Co-ops or Condos in NYC: Which is a better fit for me?
The co-op versus condo debate is an important one for anyone looking to buy a home in NYC. Your choice will have a significant impact on your finances and lifestyle, so it’s worth taking the time to understand what each offers before making a decision.
What Is the Difference Between a Co-op and a Condo in NYC?
A cooperative, better known as a co-op, is a type of housing in which the residents own shares of the property. To purchase one, you must be approved by the co-op board, which will consider your credit score, income, and other qualifications. Once approved, the buyer receives a stock certificate and a proprietary lease to the unit.

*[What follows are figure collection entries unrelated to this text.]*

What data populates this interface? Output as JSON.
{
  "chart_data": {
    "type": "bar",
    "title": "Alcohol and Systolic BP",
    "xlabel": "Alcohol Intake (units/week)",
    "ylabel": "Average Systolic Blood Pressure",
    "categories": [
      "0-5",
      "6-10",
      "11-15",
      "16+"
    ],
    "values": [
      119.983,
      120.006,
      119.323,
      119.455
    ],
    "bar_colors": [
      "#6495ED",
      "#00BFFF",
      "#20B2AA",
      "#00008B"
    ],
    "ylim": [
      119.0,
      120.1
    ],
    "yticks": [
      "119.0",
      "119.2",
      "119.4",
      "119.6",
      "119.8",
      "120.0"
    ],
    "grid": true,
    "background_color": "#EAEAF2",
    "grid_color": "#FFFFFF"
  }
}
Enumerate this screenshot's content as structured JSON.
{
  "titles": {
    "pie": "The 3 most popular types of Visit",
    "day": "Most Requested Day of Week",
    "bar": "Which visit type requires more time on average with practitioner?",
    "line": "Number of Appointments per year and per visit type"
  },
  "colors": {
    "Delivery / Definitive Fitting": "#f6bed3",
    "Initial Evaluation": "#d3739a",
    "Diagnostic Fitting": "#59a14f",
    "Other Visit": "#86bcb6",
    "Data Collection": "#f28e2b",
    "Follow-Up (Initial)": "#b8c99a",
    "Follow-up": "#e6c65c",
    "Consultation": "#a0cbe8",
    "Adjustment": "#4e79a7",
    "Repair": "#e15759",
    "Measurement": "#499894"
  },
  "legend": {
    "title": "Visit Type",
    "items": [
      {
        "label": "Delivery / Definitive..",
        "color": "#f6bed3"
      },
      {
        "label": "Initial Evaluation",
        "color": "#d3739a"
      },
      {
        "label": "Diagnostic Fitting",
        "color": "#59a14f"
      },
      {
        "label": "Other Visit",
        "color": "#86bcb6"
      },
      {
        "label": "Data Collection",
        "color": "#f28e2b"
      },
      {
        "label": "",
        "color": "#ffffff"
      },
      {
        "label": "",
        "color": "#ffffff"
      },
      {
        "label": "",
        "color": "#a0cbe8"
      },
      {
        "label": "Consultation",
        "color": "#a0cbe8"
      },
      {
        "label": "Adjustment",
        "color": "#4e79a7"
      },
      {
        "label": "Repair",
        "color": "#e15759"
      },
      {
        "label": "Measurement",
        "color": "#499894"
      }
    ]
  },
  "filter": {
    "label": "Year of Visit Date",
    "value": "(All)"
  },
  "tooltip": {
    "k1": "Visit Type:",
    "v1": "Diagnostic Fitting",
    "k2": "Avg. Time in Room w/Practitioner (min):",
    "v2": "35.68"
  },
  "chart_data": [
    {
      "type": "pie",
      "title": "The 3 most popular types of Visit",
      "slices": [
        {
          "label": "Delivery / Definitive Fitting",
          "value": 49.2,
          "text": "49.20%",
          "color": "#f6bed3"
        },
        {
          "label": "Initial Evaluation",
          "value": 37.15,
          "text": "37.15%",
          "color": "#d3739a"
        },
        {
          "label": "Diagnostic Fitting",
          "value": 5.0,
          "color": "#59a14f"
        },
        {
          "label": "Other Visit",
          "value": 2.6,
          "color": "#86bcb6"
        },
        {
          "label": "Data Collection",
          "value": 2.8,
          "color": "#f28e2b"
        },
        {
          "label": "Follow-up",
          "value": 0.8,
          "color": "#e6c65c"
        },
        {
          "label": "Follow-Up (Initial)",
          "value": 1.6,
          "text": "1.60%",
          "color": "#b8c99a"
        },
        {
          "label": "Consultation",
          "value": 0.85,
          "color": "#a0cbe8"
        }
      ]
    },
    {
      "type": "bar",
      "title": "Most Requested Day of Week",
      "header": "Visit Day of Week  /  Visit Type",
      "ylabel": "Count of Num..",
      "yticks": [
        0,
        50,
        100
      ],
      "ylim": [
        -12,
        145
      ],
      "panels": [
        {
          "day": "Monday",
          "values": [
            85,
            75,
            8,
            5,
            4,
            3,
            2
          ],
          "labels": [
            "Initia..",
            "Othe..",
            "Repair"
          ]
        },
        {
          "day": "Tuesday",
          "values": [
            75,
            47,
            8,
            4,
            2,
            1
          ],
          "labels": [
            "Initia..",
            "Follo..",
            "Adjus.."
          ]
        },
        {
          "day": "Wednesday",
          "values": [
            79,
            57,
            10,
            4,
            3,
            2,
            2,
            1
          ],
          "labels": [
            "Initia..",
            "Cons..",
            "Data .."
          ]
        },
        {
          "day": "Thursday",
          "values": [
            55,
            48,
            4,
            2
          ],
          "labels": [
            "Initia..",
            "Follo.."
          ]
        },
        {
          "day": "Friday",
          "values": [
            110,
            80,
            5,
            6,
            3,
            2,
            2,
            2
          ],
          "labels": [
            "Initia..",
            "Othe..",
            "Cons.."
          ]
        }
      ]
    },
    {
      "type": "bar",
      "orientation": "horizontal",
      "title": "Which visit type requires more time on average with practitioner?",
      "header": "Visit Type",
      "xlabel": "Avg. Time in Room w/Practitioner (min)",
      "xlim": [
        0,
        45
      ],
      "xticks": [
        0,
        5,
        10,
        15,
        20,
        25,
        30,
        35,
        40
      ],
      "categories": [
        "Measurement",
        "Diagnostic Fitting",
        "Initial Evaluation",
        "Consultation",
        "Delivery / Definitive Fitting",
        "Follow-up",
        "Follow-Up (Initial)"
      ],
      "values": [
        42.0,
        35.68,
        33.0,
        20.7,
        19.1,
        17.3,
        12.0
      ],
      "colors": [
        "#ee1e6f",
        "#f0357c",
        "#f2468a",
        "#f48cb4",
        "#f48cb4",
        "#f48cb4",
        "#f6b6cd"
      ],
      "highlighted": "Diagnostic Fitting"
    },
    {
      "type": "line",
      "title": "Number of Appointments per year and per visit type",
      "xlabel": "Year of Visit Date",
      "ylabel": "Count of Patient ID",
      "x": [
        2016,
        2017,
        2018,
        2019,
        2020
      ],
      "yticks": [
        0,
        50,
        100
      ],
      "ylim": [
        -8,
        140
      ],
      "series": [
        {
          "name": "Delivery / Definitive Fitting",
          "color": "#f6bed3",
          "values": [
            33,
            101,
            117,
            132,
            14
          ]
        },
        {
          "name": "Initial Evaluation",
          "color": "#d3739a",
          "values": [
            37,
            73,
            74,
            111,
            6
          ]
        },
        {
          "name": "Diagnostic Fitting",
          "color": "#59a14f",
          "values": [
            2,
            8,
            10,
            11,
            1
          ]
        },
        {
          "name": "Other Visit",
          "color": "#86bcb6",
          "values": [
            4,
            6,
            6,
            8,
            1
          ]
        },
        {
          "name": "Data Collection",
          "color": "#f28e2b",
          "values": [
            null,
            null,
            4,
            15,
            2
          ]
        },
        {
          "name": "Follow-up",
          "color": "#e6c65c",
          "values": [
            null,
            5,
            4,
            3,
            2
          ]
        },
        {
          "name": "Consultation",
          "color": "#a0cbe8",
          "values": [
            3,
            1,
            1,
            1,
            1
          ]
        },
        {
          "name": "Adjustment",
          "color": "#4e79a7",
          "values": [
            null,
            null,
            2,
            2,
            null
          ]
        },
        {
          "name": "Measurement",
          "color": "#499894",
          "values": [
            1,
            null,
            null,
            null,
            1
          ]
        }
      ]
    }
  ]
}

By contrast, condos are considered real property that owners purchase under a deed, rather than personal property in a co-op community. Condo owners are responsible for their mortgages, while co-op owners share in the responsibility for the property’s mortgage.
Both co-ops and condos have their pros and cons, but some key distinctions can help you decide which one is right for you. These include availability, sales price, house rules, monthly maintenance fees, and closing costs.
Availability: Are Co-ops More Common Than Condos?
Yes. In fact, co-ops account for 75% of apartments for sale in NYC compared to 25% in the condo market. In other words, co-ops offer a wide variety of options to choose from. But because co-ops are more popular, they can also be more competitive to buy into.
Sales Price: Are Co-ops Cheaper Than Condos?
Generally, co-ops are cheaper than condos. To give you an idea, the average co-op in NYC sold for $820,000 in the third quarter of 2021. Compare this to the median condo sales price of $1.6 million and you might consider overlooking the strict approval process and house rules that co-ops are known for.
House Rules: What to Expect from a Co-op
Most co-ops won’t allow owners to sublet their units unless they’ve lived in them for a certain amount of time. What’s more, most co-op boards will approve just one sublease for a maximum of two years per ownership cycle.
For example, let’s say you’ve recently accepted a three-year job assignment abroad and would like to move back into your co-op once the assignment is finished. The co-op board will allow you to rent out your apartment for only two of those three years, leaving you hard-pressed to either sell your unit or fork up the extra costs on year three.
Condos offer more freedom in this regard, as sublets are usually allowed with a 30-day notice to the condo board and are devoid of time restrictions.
Monthly Fees and Closing Costs: Where Can I Save More Money?
When it comes to closing costs and monthly common charges, co-ops typically offer more savings. This is because the buyer is not responsible for title insurance fees in a co-op sale, and there are no mortgage recording fees whatsoever. Condos, on the other hand, require both.
Additionally, common charges tend to be higher in a condo community because these are often newer and come with a suite of amenities, such as a pool, gym, golf simulator, and more.
Keep in mind, however, that most co-ops require a down payment of 20% or more, whereas some condos will accept a down payment of 10% or less, which can factor into your decision.
The Bottom Line: Are Co-ops a Better Alternative to Condos?
In the end, co-ops and condos have their set of benefits and drawbacks. If you’re looking for affordability, availability, and a greater sense of community, co-ops are the way to go. Alternatively, if you’re looking for more flexibility with your living situation and an easier approval process, condos are your best bet.